Computer Science Name
Grammar
Cars
Philly Sports
Random Trivia
100

These 1s and 0s are the original minimalist lifestyle: no clutter, just two options.

Bits

100

This controversial comma keeps the peace in lists, preventing diners from thinking you invited “the strippers, JFK and Stalin.”

oxford comma

100

This blinking light you forget to turn off after a lane change is not “optional courtesy,” despite popular belief

turn signal (indicator)

100

This green, fuzzy, flightless “thing” is arguably the most beloved citizen of Citizens Bank Park.

Philly Phanatic

100

This planet is not only the hottest in our solar system, it also spins so slowly that its day is longer than its year—talk about poor work-life balance.

Venus

200

This letter used in Big-O notation means “the input size,” not “the time left before the demo starts.”

N

200

In the sentence “The data are convincing,” this grammatical concept insists the verb agree with a plural noun—even if you wish it were singular.

subject-verb agreement

200

This term measures engine work over time; contrary to myth, it does not refer to actual small horses under the hood.

Horsepower

200

This NFL team’s fans will boo Santa yet cry at a Jason Kelce speech.

Philadelphia Eagles

200

This board game brand mascot wears a monocle in the collective imagination—but in reality, he never has. Your memory’s been Mandela’d.
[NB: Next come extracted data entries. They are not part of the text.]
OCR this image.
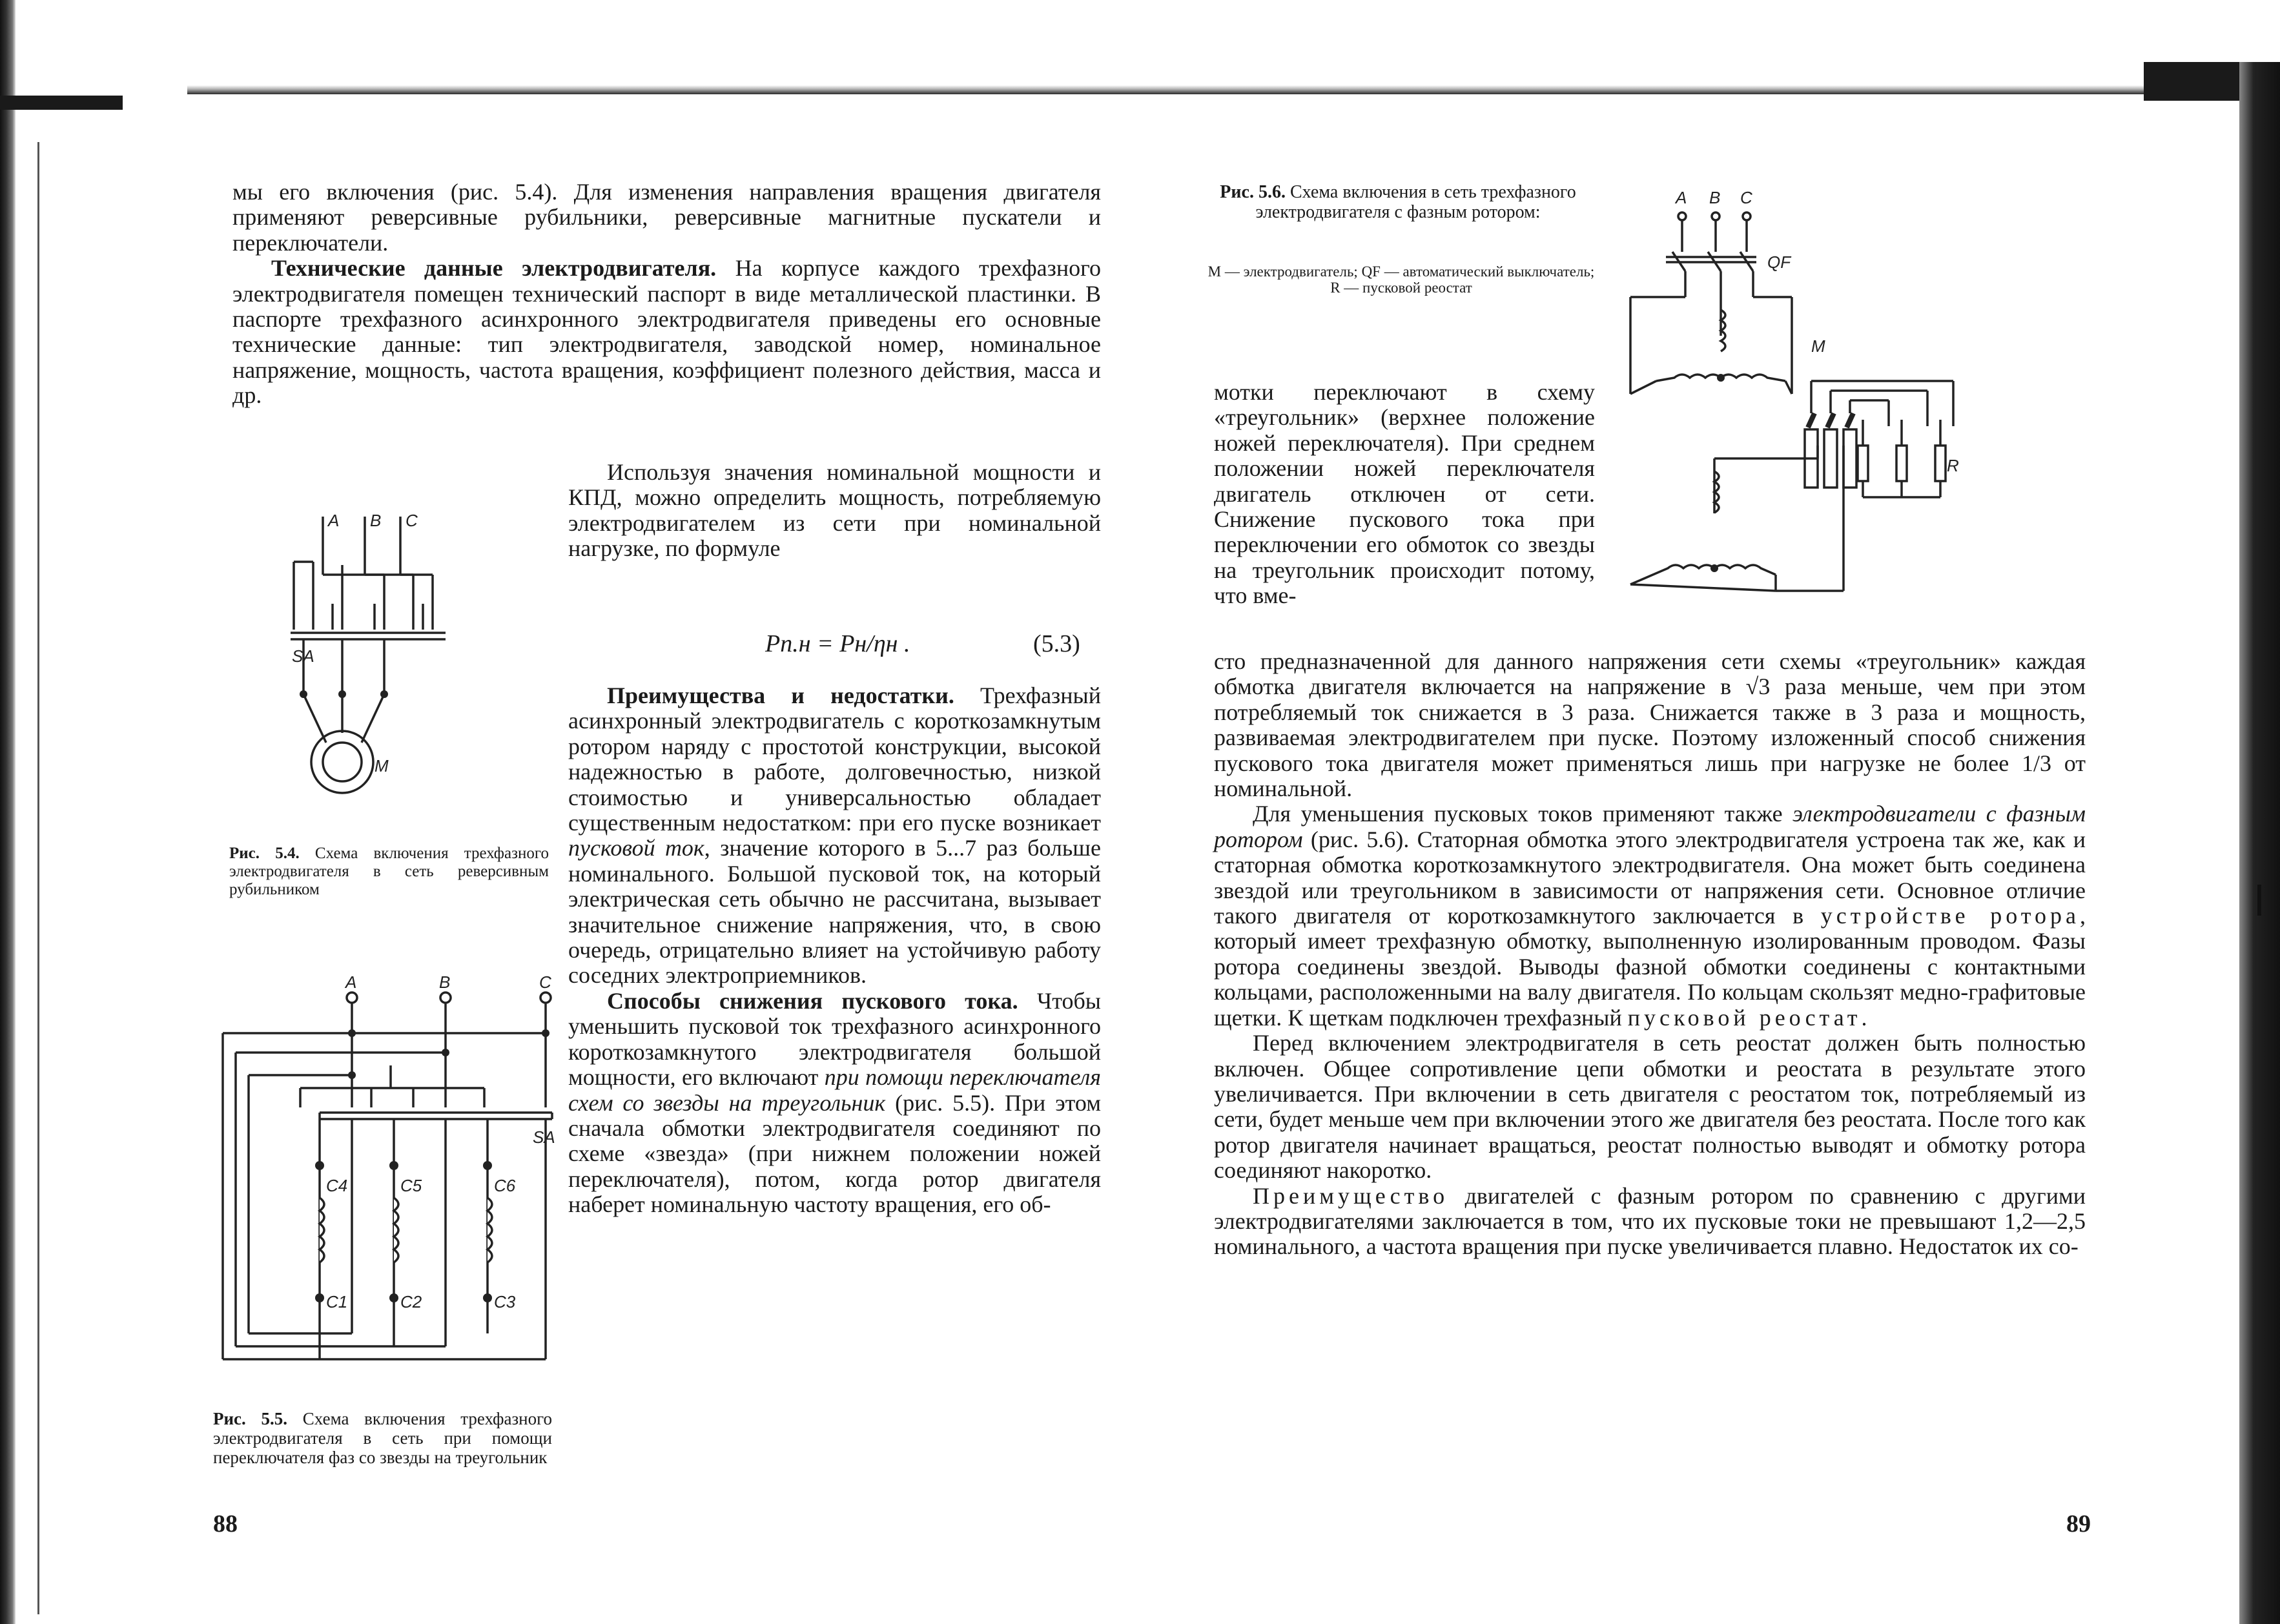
мы его включения (рис. 5.4). Для изменения направления вращения двигателя применяют реверсивные рубильники, реверсивные магнитные пускатели и переключатели.

Технические данные электродвигателя. На корпусе каждого трехфазного электродвигателя помещен технический паспорт в виде металлической пластинки. В паспорте трехфазного асинхронного электродвигателя приведены его основные технические данные: тип электродвигателя, заводской номер, номинальное напряжение, мощность, частота вращения, коэффициент полезного действия, масса и др.

Используя значения номинальной мощности и КПД, можно определить мощность, потребляемую электродвигателем из сети при номинальной нагрузке, по формуле

Pп.н = Pн/ηн .	(5.3)

Преимущества и недостатки. Трехфазный асинхронный электродвигатель с короткозамкнутым ротором наряду с простотой конструкции, высокой надежностью в работе, долговечностью, низкой стоимостью и универсальностью обладает существенным недостатком: при его пуске возникает пусковой ток, значение которого в 5...7 раз больше номинального. Большой пусковой ток, на который электрическая сеть обычно не рассчитана, вызывает значительное снижение напряжения, что, в свою очередь, отрицательно влияет на устойчивую работу соседних электроприемников.

Способы снижения пускового тока. Чтобы уменьшить пусковой ток трехфазного асинхронного короткозамкнутого электродвигателя большой мощности, его включают при помощи переключателя схем со звезды на треугольник (рис. 5.5). При этом сначала обмотки электродвигателя соединяют по схеме «звезда» (при нижнем положении ножей переключателя), потом, когда ротор двигателя наберет номинальную частоту вращения, его об-

A B C
SA
M
Рис. 5.4. Схема включения трехфазного электродвигателя в сеть реверсивным рубильником
A	B	C
SA
C4	C5	C6
C1	C2	C3
Рис. 5.5. Схема включения трехфазного электродвигателя в сеть при помощи переключателя фаз со звезды на треугольник
88
Рис. 5.6. Схема включения в сеть трехфазного электродвигателя с фазным ротором:
M — электродвигатель; QF — автоматический выключатель; R — пусковой реостат
A B C
QF
M
R

мотки переключают в схему «треугольник» (верхнее положение ножей переключателя). При среднем положении ножей переключателя двигатель отключен от сети. Снижение пускового тока при переключении его обмоток со звезды на треугольник происходит потому, что вме-

сто предназначенной для данного напряжения сети схемы «треугольник» каждая обмотка двигателя включается на напряжение в √3 раза меньше, чем при этом потребляемый ток снижается в 3 раза. Снижается также в 3 раза и мощность, развиваемая электродвигателем при пуске. Поэтому изложенный способ снижения пускового тока двигателя может применяться лишь при нагрузке не более 1/3 от номинальной.

Для уменьшения пусковых токов применяют также электродвигатели с фазным ротором (рис. 5.6). Статорная обмотка этого электродвигателя устроена так же, как и статорная обмотка короткозамкнутого электродвигателя. Она может быть соединена звездой или треугольником в зависимости от напряжения сети. Основное отличие такого двигателя от короткозамкнутого заключается в устройстве ротора, который имеет трехфазную обмотку, выполненную изолированным проводом. Фазы ротора соединены звездой. Выводы фазной обмотки соединены с контактными кольцами, расположенными на валу двигателя. По кольцам скользят медно-графитовые щетки. К щеткам подключен трехфазный пусковой реостат.

Перед включением электродвигателя в сеть реостат должен быть полностью включен. Общее сопротивление цепи обмотки и реостата в результате этого увеличивается. При включении в сеть двигателя с реостатом ток, потребляемый из сети, будет меньше чем при включении этого же двигателя без реостата. После того как ротор двигателя начинает вращаться, реостат полностью выводят и обмотку ротора соединяют накоротко.

Преимущество двигателей с фазным ротором по сравнению с другими электродвигателями заключается в том, что их пусковые токи не превышают 1,2—2,5 номинального, а частота вращения при пуске увеличивается плавно. Недостаток их со-

89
Rich Uncle Pennybags (the Monopoly Man)
(Also acceptable: What is the Monopoly mascot)

300

It’s the function that won’t stop calling until given a proper base case—like a teenager with no ride home.

recursion

300

Running down the street, the briefcase flew open” commits this error—unless your briefcase grew legs.

dangling participle

300

This braking system keeps your wheels from locking so you can steer while stopping—unless you panic and mash it like a video game button.

ABS

300

Trust the Process” became the mantra of this NBA franchise through years of strategic suffering.

76ers

300

The smell of rain on dry ground has this poetic name, which sounds like a niche indie perfume.

petrichor

400

Consistency, Availability, and Partition Tolerance walk into a distributed bar; the bartender says, “Pick two.” This theorem gets the credit.

CAP Theorem


400

If I were taller” uses this mood—ideal for hypotheticals and regrets about not making varsity

subjunctive

400

Thieves love this emissions device for its precious metals; your wallet doesn’t love replacing it.

catalytic converter

400

The 1970s-era Flyers earned this bruising nickname that sounded more like a street gang than a hockey club.

Broad Street Bullies

400

This language, still widely used today, has no native word for “yes” or “no”; you answer with the verb instead, which feels very on-brand efficient.

Latin

500

This famous problem says a general program can’t always predict whether another program will finish—kind of like estimating how long a “quick refactor” will take.

Halting Problem

500

When one word does the job of two in a sentence—“She broke his car and his heart”—you’ve stylishly deployed this figure of speech

zeugma

500

This drivetrain feature distributes torque to the wheel with better traction instead of letting one spin uselessly—making corner exits far less embarrassing.

limited-slip differential

500

He threw the final pitch of the 2008 World Series for the Phillies, dropping to his knees in a perfect closer’s catharsis.

Brad Lidge

500

Discovered in 1938 off South Africa after being thought extinct for 66 million years, this lobe-finned “living fossil” fish basically said, “Surprise, I was just deep.”